There’s no guarantee they even have to come back to Brooklyn after Sunday’s 2-1 win over the New York Islanders in Game 2, thanks to goals from Warren Foegele and Nino Niederreiter in the first furious minute and change of the third period that wiped out an early deficit and turned a rowdy, boisterous crowd against the home team.
“We joked back in there, the coaches, this is something, what’s happening,” Hurricanes coach Rod Brind’Amour said. “Just based on the injuries and whatnot. We expect to win. Our leaders don’t let whoever’s going out there next take a breath. It’s given us a chance every night.”
The extraordinary resiliency this team has shown comes from the top, from Brind’Amour and Justin Williams and Jordan Staal and Jaccob Slavin, as stoic a quartet of hockey philosophers as there ever was, three Stanley Cup winners and a younger leader of similar uncommon inner peace. It long ago suffused itself through the dressing room, to the point where a rookie like Foegele could not only score the game-tying goal with a nasty far-side top-shelf wrister, but take a shot off the cheekbone in the third period, be shocked that his face wasn’t covered in blood, and not miss a shift.
A midseason AHL call-up like Greg McKegg, who has spent his career bouncing between the minors and the NHL, has that resiliency built into him, but this environment cultivates its growth, and he can recognize its spread, its viral transmission from locker to locker, as well as anyone.
“It starts at the top with Roddy and Willy and all those guys and the coaching staff,” McKegg said. “It just filters down to the group. There’s a lot of glue guys and a lot of positivity flying around the room. It’s a good mixture right now and we’re just trying to ride the wave.”
And as the bodies continued to drop – Trevor van Riemsdyk after 36 seconds, Mrazek early in the second, Saku Maenalanen late – the Hurricanes merely redoubled their efforts. If there was a bright side to Mrazek’s injury, it was that Curtis McElhinney’s inherent calm was ideal for settling nerves on a night when the Islanders seemed constantly to be attacking, albeit to no avail.

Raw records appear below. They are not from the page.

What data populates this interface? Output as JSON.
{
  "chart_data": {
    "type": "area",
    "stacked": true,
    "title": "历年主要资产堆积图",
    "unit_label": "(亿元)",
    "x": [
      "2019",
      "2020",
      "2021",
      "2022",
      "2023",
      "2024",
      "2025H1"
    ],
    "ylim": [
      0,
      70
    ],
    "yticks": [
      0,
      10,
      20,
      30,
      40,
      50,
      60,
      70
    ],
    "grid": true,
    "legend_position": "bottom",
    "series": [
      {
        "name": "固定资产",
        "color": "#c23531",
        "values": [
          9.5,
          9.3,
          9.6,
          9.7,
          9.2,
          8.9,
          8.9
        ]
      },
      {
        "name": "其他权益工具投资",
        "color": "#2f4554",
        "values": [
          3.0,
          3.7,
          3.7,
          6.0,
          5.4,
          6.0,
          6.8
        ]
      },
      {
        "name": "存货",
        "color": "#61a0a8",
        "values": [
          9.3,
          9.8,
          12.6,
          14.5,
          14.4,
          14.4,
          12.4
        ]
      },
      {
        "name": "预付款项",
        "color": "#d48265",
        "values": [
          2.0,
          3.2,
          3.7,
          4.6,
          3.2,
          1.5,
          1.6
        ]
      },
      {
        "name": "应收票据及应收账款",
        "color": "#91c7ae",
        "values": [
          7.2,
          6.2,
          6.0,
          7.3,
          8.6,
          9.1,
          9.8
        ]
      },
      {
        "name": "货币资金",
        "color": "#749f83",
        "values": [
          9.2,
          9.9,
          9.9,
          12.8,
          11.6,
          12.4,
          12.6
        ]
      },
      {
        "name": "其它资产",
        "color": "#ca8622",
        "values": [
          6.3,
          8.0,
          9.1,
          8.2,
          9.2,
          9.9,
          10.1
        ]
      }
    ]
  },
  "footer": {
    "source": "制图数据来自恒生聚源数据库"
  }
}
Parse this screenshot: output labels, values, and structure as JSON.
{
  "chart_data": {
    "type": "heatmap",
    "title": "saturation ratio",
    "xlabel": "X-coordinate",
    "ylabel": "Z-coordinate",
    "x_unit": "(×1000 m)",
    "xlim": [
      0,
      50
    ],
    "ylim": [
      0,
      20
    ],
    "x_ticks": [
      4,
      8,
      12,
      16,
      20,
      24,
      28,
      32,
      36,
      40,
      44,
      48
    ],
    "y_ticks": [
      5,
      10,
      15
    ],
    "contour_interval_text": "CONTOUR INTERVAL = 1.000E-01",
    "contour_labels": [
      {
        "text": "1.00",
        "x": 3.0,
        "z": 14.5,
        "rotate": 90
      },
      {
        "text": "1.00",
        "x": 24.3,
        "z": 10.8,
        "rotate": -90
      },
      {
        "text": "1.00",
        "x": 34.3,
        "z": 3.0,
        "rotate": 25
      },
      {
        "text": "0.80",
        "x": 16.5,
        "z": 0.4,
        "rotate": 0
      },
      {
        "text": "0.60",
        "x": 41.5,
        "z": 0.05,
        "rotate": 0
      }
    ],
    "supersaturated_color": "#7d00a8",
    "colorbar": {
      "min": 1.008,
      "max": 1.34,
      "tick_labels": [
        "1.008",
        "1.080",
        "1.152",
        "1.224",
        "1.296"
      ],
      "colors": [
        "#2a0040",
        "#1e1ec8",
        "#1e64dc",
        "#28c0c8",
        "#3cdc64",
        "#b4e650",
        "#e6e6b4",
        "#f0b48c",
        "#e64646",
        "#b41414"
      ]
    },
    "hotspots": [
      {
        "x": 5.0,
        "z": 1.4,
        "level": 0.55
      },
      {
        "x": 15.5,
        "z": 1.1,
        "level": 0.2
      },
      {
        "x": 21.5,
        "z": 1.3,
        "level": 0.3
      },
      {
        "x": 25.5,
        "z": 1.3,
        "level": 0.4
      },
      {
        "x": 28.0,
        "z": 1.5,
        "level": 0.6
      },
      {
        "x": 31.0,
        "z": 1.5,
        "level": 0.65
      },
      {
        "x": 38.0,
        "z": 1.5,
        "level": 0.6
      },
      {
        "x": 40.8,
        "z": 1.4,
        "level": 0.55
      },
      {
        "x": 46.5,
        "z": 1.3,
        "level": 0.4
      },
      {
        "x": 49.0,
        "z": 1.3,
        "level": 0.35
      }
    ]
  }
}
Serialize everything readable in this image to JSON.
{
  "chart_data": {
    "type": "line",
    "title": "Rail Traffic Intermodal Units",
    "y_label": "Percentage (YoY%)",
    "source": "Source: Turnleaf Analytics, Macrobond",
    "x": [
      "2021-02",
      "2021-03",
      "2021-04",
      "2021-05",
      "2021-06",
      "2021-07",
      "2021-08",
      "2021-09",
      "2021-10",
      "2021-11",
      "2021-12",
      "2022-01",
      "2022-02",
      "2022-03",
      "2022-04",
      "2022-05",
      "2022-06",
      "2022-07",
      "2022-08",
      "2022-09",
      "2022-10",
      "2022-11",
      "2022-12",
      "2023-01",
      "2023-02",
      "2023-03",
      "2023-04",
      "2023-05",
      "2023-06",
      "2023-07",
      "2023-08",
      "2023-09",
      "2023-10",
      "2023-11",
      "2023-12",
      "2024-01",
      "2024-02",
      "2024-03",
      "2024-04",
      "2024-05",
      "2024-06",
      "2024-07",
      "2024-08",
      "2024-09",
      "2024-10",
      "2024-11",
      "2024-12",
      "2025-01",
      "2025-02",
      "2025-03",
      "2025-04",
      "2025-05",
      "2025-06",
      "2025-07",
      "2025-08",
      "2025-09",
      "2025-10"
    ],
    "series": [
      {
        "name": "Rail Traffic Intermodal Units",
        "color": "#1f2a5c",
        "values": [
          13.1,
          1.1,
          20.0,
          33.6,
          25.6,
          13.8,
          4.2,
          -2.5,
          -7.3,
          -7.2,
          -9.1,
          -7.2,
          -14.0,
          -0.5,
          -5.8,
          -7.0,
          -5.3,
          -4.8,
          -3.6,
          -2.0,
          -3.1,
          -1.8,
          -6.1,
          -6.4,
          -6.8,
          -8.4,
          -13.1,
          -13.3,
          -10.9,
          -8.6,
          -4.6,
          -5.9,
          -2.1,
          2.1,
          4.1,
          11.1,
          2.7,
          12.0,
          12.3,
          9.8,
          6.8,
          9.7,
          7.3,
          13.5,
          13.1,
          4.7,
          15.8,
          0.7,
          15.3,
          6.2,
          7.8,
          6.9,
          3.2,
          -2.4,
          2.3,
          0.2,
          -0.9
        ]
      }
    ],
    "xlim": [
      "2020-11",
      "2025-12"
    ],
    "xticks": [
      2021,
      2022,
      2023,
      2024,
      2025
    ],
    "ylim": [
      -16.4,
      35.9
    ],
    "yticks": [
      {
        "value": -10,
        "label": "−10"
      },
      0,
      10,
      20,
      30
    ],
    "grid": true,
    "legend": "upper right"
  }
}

Meanwhile, the Hurricanes continue to squander power-play opportunities, on this night 96 seconds of priceless two-man advantage, and continued to look not so good doing it. Multiple NHL sources refused to confirm or deny the Hurricanes are the control group in an ambitious and groundbreaking experiment to determine how important the power play is in the postseason.
There is no grand design here; the Hurricanes are being held together with duct tape and chewing gum, they have more self-belief than raw talent, whatever breaks they have gotten – two disallowed goals and enough help from the posts that they will require repainting, if there even is a Game 5 back in Brooklyn – they have certainly earned. And they have needed all of them.